Marie, première évangéliste du Cœur de Jésus

Vierge Marie en attente du Sauveur
Vierge Marie en attente du Sauveur

La future Reine du ciel et de la terre semble s’oublier elle-même pour jeter un regard sur le monde tout entier et sur les générations à venir qui seront l’objet de la miséricorde de Dieu envers tous ceux qui le craignent.

Elle sait déjà que, à la naissance de son divin Fils, les Anges annonceront la paix sur la terre pour tous ceux qui la voudront, pour tous les hommes de bonne volonté. Ce sont ces angéliques paroles qu’elle prononce, d’avance, sous une forme un peu différente.

Le prophète Isaïe avait parlé de la force du bras du Seigneur Dieu Tout-Puissant. (Ps. xxxii, 10) . David avait dit que le Seigneur dissipe les conseils des nations ; qu’il réprouve les pensées des peuples et les conseils des princes de ce monde.

Marie dit tout cela dans une formule plus brève et plus complète encore. Dieu, dit-elle, a mis la puissance dans son bras et il a dispersé les superbes par une pensée de son cœur.

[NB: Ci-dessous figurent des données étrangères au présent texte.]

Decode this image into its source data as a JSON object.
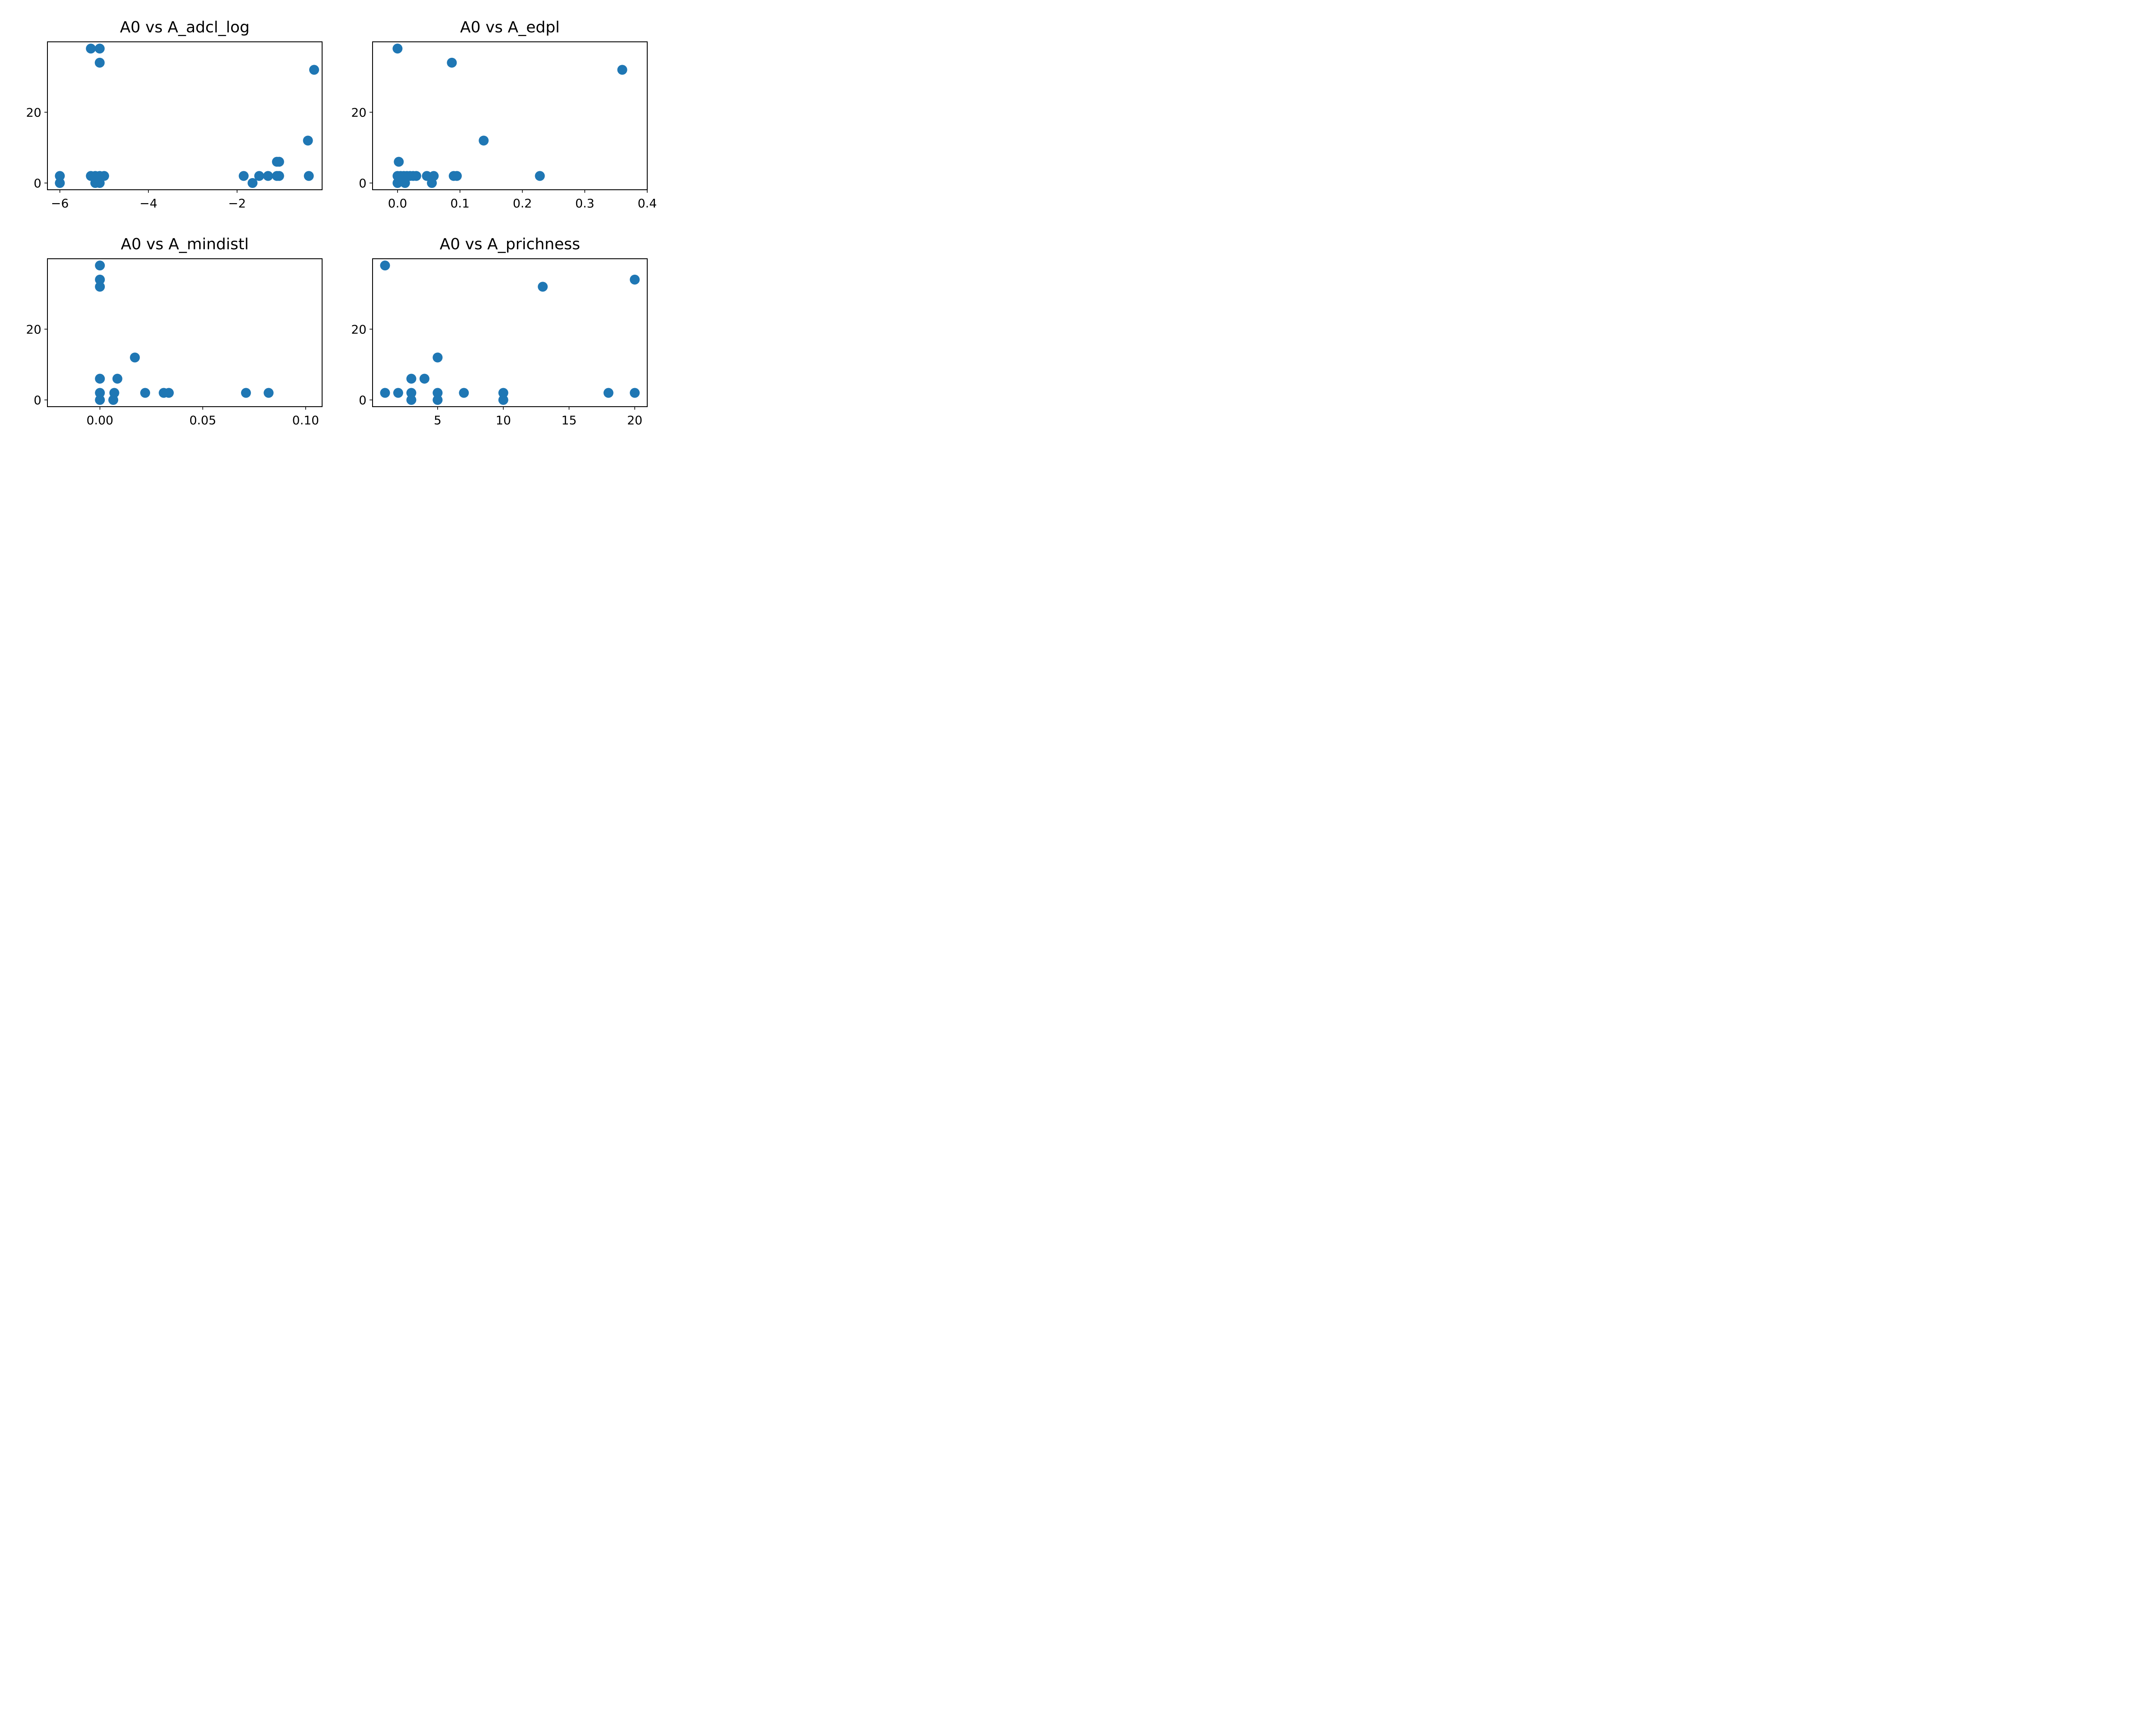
{
  "figure": {
    "background": "#ffffff"
  },
  "chart_data": [
    {
      "type": "scatter",
      "title": "A0 vs A_adcl_log",
      "xlabel": "",
      "ylabel": "",
      "color": "#1f77b4",
      "grid": false,
      "xlim": [
        -6.28,
        -0.08
      ],
      "ylim": [
        -1.9,
        39.9
      ],
      "xticks": [
        -6,
        -4,
        -2
      ],
      "xtick_labels": [
        "−6",
        "−4",
        "−2"
      ],
      "yticks": [
        0,
        20
      ],
      "ytick_labels": [
        "0",
        "20"
      ],
      "x": [
        -5.3,
        -5.1,
        -5.1,
        -0.26,
        -0.4,
        -1.1,
        -1.05,
        -0.38,
        -6.0,
        -6.0,
        -5.3,
        -5.2,
        -5.1,
        -5.0,
        -5.2,
        -5.1,
        -1.85,
        -1.65,
        -1.5,
        -1.3,
        -1.1,
        -1.05
      ],
      "y": [
        38,
        38,
        34,
        32,
        12,
        6,
        6,
        2,
        2,
        0,
        2,
        2,
        2,
        2,
        0,
        0,
        2,
        0,
        2,
        2,
        2,
        2
      ]
    },
    {
      "type": "scatter",
      "title": "A0 vs A_edpl",
      "xlabel": "",
      "ylabel": "",
      "color": "#1f77b4",
      "grid": false,
      "xlim": [
        -0.04,
        0.4
      ],
      "ylim": [
        -1.9,
        39.9
      ],
      "xticks": [
        0.0,
        0.1,
        0.2,
        0.3,
        0.4
      ],
      "xtick_labels": [
        "0.0",
        "0.1",
        "0.2",
        "0.3",
        "0.4"
      ],
      "yticks": [
        0,
        20
      ],
      "ytick_labels": [
        "0",
        "20"
      ],
      "x": [
        0.0,
        0.087,
        0.36,
        0.138,
        0.002,
        0.0,
        0.005,
        0.01,
        0.015,
        0.02,
        0.025,
        0.03,
        0.047,
        0.058,
        0.09,
        0.095,
        0.228,
        0.0,
        0.012,
        0.055
      ],
      "y": [
        38,
        34,
        32,
        12,
        6,
        2,
        2,
        2,
        2,
        2,
        2,
        2,
        2,
        2,
        2,
        2,
        2,
        0,
        0,
        0
      ]
    },
    {
      "type": "scatter",
      "title": "A0 vs A_mindistl",
      "xlabel": "",
      "ylabel": "",
      "color": "#1f77b4",
      "grid": false,
      "xlim": [
        -0.0255,
        0.108
      ],
      "ylim": [
        -1.9,
        39.9
      ],
      "xticks": [
        0.0,
        0.05,
        0.1
      ],
      "xtick_labels": [
        "0.00",
        "0.05",
        "0.10"
      ],
      "yticks": [
        0,
        20
      ],
      "ytick_labels": [
        "0",
        "20"
      ],
      "x": [
        0.0,
        0.0,
        0.0,
        0.017,
        0.0,
        0.0085,
        0.0,
        0.007,
        0.022,
        0.031,
        0.0335,
        0.071,
        0.082,
        0.0,
        0.0065
      ],
      "y": [
        38,
        34,
        32,
        12,
        6,
        6,
        2,
        2,
        2,
        2,
        2,
        2,
        2,
        0,
        0
      ]
    },
    {
      "type": "scatter",
      "title": "A0 vs A_prichness",
      "xlabel": "",
      "ylabel": "",
      "color": "#1f77b4",
      "grid": false,
      "xlim": [
        0.05,
        20.95
      ],
      "ylim": [
        -1.9,
        39.9
      ],
      "xticks": [
        5,
        10,
        15,
        20
      ],
      "xtick_labels": [
        "5",
        "10",
        "15",
        "20"
      ],
      "yticks": [
        0,
        20
      ],
      "ytick_labels": [
        "0",
        "20"
      ],
      "x": [
        1,
        20,
        13,
        5,
        3,
        4,
        1,
        2,
        3,
        5,
        7,
        10,
        18,
        20,
        3,
        5,
        10
      ],
      "y": [
        38,
        34,
        32,
        12,
        6,
        6,
        2,
        2,
        2,
        2,
        2,
        2,
        2,
        2,
        0,
        0,
        0
      ]
    }
  ]
}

Le Cœur de Jésus ! c’est la première fois qu’il est nommé.

Mais la Vierge qui l’a senti et qui le sentira encore pendant plusieurs mois battre à l’unisson avec le sien, et aussi près que possible du sien, a compris sa puissance et sa vertu.

C’est elle qui sera la première évangéliste de ce Cœur sacré qui a tant aimé les hommes, et qui sera pendant tous les siècles la fournaise ardente du feu de la charité divine et humaine, de l’amour de Dieu et du prochain.

C’est avec cette pensée puissante sortie du Cœur de Jésus, le premier organe vivant de son humanité sainte, que le Fils de Marie, le Roi du ciel et de la terre, qui se définira lui-même plus tard, en disant qu’il est doux et humble de cœur, saura dissiper et vaincre les superbes et les orgueil­leux qui triomphaient en ce moment sur le monde tout entier.

Orgueil de la force et de la majesté des rois, orgueil de la science des philosophes, orgueil des riches et des puissants de la terre, tout cela sera dissipé comme d’épais nuages disparais­sant au souffle de la brise du soir.

Ce n’est plus à ceux-là que le monde appartiendra, mais à ceux dont Jésus dira plus tard : Bienheureux ceux qui sont doux parce qu’ils posséderont la terre.